Most of these things take more than time, they take money.

Retirement: the Where


Unfortunately, we haven’t nailed the where down. We’ve considered relocating to Central Oregon where there are more sunny days and we could lead a more active, outdoor lifestyle.

But that means further from the grandchildren. (By the time we retire, I expect we will have at least TWO.)
Now that we’ve spent WAY more money to remodel our master bathroom than we’ll ever recoup, it seems we need to stay put for at least five years. Since retirement is a decade out for Mr. Wonderful, this should work out okay.

Double bonus: we have more time to decide on the where of retirement.

Retirement: the HOW

This is the biggest question mark.

Our financial guru’s special software, says we’re on target to have the right amount of money to pay ourselves for 25 years at the rate the same program says we’ll need to travel and keep our house.

But it was a pretty close thing.

And I’m not one who likes to risk homelessness or hunger.

That’s why I applied for a full-time job as a communications assistant with the local school district. I could return to school (online at WGU costs less than $3500 and if I work fast and hard, I’d have a MAT) and take a teaching position.

But I know myself well. I plan to work for a couple years, pay off our debts, build up my Roth IRA and then withdraw back to my full-time author status. During that time, I hope I can still release a couple novellas each year and expand my back list of published titles.

If I spend money and time to get an advanced college degree, I’ll feel obligated to work longer. Will I make more money? Well, I hope so, but I don’t actually need to make a TON of money. And the more I make, the more Uncle Sam will take because he’s stingy that way.

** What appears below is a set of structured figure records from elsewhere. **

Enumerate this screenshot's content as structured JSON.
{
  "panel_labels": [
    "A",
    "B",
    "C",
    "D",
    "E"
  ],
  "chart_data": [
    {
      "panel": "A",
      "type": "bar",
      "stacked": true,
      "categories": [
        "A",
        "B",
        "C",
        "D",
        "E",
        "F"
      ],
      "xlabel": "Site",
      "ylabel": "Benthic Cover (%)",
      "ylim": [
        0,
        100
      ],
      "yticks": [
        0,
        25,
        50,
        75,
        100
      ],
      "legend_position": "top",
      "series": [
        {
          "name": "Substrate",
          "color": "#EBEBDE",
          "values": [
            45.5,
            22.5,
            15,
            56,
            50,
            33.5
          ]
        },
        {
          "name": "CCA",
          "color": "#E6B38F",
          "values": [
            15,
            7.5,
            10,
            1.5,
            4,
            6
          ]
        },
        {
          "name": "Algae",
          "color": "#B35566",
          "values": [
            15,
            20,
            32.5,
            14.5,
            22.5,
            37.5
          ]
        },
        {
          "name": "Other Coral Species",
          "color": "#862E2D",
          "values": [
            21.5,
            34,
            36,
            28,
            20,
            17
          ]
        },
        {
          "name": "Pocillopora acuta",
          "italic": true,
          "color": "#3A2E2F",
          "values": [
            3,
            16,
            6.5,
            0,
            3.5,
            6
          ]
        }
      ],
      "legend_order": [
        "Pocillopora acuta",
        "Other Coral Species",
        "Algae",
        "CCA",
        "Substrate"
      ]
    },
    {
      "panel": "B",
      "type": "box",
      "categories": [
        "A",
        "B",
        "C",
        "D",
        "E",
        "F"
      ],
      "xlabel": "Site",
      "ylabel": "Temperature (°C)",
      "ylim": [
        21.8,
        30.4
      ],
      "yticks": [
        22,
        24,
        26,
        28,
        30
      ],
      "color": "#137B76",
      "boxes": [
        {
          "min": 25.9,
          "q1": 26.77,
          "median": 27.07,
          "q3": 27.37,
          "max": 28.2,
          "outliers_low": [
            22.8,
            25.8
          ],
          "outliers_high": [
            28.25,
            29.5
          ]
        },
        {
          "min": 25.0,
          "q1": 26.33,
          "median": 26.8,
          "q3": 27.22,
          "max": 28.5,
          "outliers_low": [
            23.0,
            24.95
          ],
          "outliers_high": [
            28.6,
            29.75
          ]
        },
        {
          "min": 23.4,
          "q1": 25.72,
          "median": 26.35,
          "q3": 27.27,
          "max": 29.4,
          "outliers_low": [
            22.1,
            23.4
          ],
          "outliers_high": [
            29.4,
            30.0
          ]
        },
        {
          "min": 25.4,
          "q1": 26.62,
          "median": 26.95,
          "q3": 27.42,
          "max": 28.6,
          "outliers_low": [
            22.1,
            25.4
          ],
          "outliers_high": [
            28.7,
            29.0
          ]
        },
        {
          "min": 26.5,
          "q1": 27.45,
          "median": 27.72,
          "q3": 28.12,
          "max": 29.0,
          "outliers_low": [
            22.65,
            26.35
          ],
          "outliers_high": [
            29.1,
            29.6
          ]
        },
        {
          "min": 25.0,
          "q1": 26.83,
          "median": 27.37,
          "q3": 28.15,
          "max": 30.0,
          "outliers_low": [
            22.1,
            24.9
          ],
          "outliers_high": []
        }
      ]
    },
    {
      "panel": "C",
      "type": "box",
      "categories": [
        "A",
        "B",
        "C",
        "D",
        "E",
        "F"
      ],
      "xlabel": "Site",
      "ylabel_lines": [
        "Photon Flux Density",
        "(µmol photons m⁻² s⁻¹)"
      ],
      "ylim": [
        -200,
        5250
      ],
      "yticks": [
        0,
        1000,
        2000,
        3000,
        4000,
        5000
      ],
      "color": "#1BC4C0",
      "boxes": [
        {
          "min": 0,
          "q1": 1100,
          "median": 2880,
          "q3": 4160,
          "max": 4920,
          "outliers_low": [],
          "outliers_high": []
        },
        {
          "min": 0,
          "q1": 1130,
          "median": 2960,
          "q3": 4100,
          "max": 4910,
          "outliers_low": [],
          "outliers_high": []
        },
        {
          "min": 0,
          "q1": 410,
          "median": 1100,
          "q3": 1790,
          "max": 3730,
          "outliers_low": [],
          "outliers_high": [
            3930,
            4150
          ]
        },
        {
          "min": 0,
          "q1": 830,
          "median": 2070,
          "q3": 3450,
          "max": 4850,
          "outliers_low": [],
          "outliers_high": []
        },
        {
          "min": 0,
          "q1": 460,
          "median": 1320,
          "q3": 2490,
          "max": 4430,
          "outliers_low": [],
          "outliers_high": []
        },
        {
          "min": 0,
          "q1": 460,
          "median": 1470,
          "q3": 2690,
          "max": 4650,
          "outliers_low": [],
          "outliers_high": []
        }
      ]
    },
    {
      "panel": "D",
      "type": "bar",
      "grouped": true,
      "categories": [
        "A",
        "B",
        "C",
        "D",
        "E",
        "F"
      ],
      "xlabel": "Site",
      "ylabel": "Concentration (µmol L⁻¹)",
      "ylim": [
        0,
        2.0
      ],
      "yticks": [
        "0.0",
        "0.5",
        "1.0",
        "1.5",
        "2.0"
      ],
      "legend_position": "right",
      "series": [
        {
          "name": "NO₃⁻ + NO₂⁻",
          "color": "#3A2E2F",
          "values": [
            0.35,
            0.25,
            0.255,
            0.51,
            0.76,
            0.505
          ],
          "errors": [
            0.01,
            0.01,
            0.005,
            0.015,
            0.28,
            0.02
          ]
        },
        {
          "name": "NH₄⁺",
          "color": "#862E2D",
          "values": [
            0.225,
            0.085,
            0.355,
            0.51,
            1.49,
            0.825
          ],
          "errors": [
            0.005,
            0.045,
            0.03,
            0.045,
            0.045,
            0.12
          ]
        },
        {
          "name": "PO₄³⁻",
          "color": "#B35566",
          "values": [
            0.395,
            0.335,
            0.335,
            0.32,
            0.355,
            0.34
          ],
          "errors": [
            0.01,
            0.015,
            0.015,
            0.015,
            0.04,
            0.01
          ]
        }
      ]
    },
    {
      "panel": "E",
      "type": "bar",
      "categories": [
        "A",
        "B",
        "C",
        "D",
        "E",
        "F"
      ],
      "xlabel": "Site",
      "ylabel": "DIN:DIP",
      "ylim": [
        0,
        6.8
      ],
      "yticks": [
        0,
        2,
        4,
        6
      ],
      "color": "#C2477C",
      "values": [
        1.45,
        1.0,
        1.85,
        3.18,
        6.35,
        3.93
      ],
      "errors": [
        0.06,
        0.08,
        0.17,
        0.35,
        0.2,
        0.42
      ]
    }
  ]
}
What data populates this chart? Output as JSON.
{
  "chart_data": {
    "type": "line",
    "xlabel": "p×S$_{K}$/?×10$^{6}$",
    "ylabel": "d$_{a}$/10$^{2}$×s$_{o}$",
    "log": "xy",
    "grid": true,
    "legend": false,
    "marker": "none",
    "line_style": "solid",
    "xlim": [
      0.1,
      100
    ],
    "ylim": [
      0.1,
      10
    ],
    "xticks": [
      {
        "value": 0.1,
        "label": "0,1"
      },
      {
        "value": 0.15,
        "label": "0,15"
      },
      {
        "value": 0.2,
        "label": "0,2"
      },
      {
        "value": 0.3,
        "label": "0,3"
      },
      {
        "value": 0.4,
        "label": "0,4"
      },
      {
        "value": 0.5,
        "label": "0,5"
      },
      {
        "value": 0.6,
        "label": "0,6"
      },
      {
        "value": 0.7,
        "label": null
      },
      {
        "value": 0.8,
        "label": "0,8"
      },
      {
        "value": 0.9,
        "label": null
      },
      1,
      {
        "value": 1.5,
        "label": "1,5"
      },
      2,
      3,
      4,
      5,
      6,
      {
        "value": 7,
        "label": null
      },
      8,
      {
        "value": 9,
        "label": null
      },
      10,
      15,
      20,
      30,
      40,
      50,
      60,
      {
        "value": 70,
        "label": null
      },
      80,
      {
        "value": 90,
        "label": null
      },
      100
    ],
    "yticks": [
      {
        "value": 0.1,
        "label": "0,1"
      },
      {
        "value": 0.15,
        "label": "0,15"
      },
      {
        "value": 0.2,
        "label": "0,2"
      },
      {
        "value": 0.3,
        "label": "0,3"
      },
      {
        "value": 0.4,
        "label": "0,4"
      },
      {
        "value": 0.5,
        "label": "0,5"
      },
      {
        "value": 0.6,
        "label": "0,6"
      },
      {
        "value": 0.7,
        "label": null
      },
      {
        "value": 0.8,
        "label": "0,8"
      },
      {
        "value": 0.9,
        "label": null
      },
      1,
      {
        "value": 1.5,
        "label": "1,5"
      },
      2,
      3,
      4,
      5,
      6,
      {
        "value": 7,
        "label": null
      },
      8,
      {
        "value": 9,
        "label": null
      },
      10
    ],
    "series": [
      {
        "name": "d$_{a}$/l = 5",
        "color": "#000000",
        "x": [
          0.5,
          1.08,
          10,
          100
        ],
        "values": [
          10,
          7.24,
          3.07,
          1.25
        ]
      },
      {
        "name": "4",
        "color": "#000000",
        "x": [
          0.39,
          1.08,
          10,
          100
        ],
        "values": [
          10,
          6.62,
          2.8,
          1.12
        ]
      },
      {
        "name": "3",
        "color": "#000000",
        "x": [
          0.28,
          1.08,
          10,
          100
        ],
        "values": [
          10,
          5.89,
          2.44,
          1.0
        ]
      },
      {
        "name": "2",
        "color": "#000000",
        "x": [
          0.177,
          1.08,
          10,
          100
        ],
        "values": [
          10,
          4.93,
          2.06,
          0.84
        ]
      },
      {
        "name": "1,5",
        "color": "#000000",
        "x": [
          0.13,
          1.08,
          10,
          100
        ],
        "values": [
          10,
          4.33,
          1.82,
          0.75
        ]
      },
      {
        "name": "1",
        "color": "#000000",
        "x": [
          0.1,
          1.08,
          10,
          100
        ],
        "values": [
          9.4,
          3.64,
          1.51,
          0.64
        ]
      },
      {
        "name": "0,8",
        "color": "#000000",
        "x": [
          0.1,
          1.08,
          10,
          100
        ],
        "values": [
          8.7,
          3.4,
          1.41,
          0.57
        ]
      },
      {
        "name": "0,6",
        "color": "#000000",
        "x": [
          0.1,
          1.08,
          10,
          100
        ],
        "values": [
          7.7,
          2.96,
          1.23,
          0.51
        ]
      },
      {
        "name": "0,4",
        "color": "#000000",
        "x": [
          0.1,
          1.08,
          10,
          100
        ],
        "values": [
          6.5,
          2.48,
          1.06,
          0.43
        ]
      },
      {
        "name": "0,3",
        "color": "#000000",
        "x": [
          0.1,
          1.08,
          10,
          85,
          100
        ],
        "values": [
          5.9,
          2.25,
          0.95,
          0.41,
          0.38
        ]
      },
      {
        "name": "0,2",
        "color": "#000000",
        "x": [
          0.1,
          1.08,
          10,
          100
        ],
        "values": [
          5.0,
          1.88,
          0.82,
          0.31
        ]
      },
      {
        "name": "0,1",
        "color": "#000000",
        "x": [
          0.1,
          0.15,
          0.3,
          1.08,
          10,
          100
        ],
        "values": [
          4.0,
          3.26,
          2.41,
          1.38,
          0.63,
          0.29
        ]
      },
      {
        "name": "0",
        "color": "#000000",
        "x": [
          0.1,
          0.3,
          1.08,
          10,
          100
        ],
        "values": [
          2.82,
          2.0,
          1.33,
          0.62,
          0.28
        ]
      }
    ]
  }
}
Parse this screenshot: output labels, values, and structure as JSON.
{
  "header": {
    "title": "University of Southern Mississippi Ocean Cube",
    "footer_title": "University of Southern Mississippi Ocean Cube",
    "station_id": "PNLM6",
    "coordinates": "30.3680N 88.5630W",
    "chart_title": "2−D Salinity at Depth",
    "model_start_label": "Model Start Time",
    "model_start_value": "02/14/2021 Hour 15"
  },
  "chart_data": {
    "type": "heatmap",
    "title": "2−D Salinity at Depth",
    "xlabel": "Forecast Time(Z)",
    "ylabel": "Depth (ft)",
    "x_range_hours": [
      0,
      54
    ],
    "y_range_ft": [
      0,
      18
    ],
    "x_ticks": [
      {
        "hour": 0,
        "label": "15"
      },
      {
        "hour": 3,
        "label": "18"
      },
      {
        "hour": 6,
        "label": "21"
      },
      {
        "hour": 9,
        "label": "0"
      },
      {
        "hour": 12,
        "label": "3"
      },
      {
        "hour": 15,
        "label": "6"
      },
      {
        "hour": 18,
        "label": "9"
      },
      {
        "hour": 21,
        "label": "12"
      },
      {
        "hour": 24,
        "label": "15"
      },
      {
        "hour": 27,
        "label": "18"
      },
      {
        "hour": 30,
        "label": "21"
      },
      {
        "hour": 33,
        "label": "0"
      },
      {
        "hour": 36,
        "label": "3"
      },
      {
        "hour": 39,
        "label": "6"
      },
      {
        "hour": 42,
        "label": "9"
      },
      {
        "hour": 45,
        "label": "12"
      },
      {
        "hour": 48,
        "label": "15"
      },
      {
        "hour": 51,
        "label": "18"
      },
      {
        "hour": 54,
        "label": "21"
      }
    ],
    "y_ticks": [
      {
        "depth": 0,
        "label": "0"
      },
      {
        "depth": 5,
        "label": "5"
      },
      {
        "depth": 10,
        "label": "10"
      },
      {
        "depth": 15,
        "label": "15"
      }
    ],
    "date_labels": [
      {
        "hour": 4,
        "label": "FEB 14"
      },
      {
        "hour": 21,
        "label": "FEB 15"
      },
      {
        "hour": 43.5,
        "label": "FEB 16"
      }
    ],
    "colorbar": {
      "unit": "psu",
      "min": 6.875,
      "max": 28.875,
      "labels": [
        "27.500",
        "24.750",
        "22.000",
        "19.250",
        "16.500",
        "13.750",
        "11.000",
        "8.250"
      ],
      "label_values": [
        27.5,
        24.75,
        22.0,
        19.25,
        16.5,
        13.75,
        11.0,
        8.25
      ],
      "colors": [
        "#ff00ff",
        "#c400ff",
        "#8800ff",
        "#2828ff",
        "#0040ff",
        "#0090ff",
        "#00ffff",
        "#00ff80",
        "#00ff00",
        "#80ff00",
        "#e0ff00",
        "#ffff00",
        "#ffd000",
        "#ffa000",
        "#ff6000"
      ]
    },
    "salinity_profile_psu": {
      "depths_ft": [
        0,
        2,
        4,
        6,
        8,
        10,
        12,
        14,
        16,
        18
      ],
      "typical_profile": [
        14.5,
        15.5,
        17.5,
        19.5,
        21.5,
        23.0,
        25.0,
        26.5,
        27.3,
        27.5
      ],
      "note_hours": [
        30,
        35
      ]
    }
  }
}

Would I enjoy teaching? Sure. I enjoy subbing now and I don’t have to bear the brunt of work and responsibility.

But I also remember how jaded I’d become about education when I quit working in it full-time nearly six years ago. The climate in education hasn’t changed all that much. Do I really want to deal with all those politics again?

“There’ll be politics no matter where you go,” says Mr. Helpful.

Yeah, thanks. That makes this decision so much easier.

What advice to you have for me as I search for a way to ease the financial stress of retirement?